Fino a quando non capiremo che il vero nemico da combattere in modo globale è l’intolleranza come risultato della somma di incultura e pregiudizio, perderemo il nostro tempo. Meglio abbassare la testa, piegarsi aspettando che la piena passi. Ma non è trattenendo il fiato o confidando nel fato che si può andare avanti in un’epoca di connessioni ultraveloci e di reazioni sociali ultralente. Dalla strage in Florida alle nuove ondate reazionarie che, dalla politica alla cultura, cercano di imporre un ordine, anzi un “ordine” che esiste solo nelle fissazioni di menti farneticanti, è evidente una chiave di lettura univoca: la resistenza al nuovo, l’opposizione verso il differente sono le micce di chissà quanti ordigni pronti a esplodere dentro e fuori i nostri esercizi di metafora.

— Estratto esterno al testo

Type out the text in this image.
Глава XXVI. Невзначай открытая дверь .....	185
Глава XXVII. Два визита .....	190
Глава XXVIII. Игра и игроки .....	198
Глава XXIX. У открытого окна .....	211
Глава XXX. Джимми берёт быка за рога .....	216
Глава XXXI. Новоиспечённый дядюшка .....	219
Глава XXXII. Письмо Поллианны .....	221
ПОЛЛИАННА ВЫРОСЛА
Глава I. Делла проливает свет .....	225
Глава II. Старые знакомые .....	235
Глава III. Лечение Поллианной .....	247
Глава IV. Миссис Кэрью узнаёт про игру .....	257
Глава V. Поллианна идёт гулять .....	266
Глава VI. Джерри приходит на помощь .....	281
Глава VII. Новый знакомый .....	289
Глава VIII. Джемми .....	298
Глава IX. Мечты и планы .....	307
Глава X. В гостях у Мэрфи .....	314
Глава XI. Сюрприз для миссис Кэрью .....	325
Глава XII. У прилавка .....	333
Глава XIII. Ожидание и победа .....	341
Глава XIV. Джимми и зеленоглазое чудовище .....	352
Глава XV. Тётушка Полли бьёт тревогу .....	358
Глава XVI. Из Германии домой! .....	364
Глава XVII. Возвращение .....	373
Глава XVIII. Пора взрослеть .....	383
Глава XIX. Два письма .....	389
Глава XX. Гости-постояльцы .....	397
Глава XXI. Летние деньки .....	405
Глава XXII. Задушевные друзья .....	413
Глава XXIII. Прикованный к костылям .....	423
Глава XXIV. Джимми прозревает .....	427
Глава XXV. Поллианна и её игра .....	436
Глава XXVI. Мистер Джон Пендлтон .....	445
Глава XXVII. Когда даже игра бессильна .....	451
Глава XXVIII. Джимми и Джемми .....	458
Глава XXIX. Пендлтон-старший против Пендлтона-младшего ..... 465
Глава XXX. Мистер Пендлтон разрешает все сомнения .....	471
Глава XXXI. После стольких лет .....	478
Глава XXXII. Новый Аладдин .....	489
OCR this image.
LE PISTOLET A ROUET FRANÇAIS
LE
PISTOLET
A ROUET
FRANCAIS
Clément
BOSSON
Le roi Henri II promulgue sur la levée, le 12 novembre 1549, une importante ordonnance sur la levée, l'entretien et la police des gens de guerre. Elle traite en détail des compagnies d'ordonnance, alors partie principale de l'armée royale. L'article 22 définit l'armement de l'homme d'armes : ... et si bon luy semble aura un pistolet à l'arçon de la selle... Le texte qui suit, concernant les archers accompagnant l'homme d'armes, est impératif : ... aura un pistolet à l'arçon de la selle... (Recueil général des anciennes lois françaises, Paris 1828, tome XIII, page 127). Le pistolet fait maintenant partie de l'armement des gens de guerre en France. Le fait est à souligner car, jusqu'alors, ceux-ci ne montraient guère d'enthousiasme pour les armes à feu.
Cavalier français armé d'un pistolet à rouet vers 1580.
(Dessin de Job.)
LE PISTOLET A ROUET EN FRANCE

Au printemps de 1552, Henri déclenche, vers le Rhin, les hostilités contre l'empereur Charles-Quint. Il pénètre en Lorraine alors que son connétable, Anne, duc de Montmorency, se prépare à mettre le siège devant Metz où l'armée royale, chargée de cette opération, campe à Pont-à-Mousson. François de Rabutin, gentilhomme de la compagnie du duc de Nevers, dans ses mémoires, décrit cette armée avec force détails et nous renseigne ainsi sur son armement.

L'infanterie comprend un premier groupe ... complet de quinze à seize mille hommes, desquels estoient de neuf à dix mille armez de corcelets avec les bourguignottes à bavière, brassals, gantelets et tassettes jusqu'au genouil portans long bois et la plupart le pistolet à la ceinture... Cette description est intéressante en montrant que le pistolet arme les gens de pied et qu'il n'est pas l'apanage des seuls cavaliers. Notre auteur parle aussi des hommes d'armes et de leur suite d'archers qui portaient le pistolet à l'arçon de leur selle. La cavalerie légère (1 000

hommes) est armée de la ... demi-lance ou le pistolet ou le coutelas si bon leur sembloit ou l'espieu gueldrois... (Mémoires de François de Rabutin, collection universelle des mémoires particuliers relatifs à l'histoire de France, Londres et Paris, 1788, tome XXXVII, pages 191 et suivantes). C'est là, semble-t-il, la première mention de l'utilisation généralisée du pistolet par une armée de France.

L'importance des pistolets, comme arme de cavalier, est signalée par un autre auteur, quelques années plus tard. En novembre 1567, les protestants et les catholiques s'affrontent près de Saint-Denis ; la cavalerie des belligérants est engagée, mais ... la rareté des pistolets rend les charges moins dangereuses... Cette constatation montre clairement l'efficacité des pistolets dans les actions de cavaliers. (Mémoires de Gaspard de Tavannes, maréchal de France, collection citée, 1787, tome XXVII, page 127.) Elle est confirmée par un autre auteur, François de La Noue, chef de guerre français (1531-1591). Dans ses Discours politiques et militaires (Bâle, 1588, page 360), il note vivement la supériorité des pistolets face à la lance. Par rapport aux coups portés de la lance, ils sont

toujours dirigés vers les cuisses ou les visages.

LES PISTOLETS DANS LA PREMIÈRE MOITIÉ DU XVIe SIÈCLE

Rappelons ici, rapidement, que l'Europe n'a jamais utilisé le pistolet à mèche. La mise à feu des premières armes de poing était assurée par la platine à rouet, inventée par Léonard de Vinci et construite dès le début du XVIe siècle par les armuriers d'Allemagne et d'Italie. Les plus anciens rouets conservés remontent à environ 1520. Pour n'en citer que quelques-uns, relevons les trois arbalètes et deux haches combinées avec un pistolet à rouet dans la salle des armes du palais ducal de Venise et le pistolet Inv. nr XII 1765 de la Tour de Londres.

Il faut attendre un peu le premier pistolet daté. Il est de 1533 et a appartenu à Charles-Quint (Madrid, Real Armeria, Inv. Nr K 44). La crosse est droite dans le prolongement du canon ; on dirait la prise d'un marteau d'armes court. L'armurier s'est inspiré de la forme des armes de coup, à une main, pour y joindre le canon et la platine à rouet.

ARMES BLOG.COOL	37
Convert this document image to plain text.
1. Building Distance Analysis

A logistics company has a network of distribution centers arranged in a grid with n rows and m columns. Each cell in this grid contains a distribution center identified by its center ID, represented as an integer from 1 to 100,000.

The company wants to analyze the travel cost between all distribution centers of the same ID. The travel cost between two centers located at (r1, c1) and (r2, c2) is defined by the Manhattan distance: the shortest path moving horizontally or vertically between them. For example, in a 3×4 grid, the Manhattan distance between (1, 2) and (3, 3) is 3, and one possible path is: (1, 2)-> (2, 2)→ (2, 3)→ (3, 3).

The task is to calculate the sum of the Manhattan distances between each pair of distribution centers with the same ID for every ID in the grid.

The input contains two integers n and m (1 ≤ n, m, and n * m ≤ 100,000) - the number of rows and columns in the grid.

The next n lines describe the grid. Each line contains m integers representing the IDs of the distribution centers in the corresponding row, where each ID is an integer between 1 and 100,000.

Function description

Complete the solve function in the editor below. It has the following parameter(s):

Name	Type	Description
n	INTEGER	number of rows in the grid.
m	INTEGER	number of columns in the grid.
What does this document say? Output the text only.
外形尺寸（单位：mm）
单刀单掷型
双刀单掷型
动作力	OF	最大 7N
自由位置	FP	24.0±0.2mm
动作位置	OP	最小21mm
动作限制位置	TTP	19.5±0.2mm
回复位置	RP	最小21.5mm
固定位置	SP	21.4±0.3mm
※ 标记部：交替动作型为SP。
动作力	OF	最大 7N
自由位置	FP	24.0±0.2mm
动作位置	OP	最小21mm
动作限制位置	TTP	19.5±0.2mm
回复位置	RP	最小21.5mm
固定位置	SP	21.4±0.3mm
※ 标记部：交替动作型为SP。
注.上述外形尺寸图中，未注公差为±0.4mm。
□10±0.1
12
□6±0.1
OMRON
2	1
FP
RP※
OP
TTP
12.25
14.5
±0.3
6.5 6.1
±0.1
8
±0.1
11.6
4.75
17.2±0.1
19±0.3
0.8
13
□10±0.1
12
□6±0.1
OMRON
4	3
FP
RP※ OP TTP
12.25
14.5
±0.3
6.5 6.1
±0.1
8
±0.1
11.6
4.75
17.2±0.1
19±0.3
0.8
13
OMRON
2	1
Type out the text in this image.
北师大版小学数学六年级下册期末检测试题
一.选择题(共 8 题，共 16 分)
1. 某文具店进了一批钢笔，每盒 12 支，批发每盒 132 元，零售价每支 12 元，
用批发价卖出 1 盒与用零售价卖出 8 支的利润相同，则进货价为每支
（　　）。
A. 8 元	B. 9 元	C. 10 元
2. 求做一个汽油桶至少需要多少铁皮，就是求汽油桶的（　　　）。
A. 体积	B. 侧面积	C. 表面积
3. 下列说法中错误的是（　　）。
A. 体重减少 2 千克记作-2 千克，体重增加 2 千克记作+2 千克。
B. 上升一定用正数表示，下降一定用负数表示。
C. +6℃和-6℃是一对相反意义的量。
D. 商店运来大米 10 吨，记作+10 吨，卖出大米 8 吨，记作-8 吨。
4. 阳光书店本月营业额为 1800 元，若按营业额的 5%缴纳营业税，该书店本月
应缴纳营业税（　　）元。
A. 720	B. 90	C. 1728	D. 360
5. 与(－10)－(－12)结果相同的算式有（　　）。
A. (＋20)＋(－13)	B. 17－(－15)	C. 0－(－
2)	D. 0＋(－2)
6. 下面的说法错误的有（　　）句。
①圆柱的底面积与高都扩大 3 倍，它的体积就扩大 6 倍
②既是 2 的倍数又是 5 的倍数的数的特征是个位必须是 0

Il fanatico dell’Isis si differenzia dall’accoltellatore di prostitute albanesi (tanto per andare un po’ indietro nel tempo e dimostrare che la storia non è una perdita di tempo) solo per l’arma utilizzata: lo schema mentale è lo stesso. E poi c’è l’odio indiscriminato per i giovani, l’invidia per l’innocenza delle fantasie, per la gioia altrui. Tutto questo è intolleranza e non riguarda solo ciò che non ci riguarda: terre lontane, continenti imperscrutabili, civiltà altre.
No, riguarda tutti noi. A cominciare dal condomino dello stesso pianerottolo, dal vicino di poltrona al teatro, dal passeggero di fronte a noi sul bus.
Sorridere e mostrarsi felici è l’offesa più grave per chi vive nell’incultura e nel pregiudizio. Verrebbe da dire: attenzione, gioire con cautela.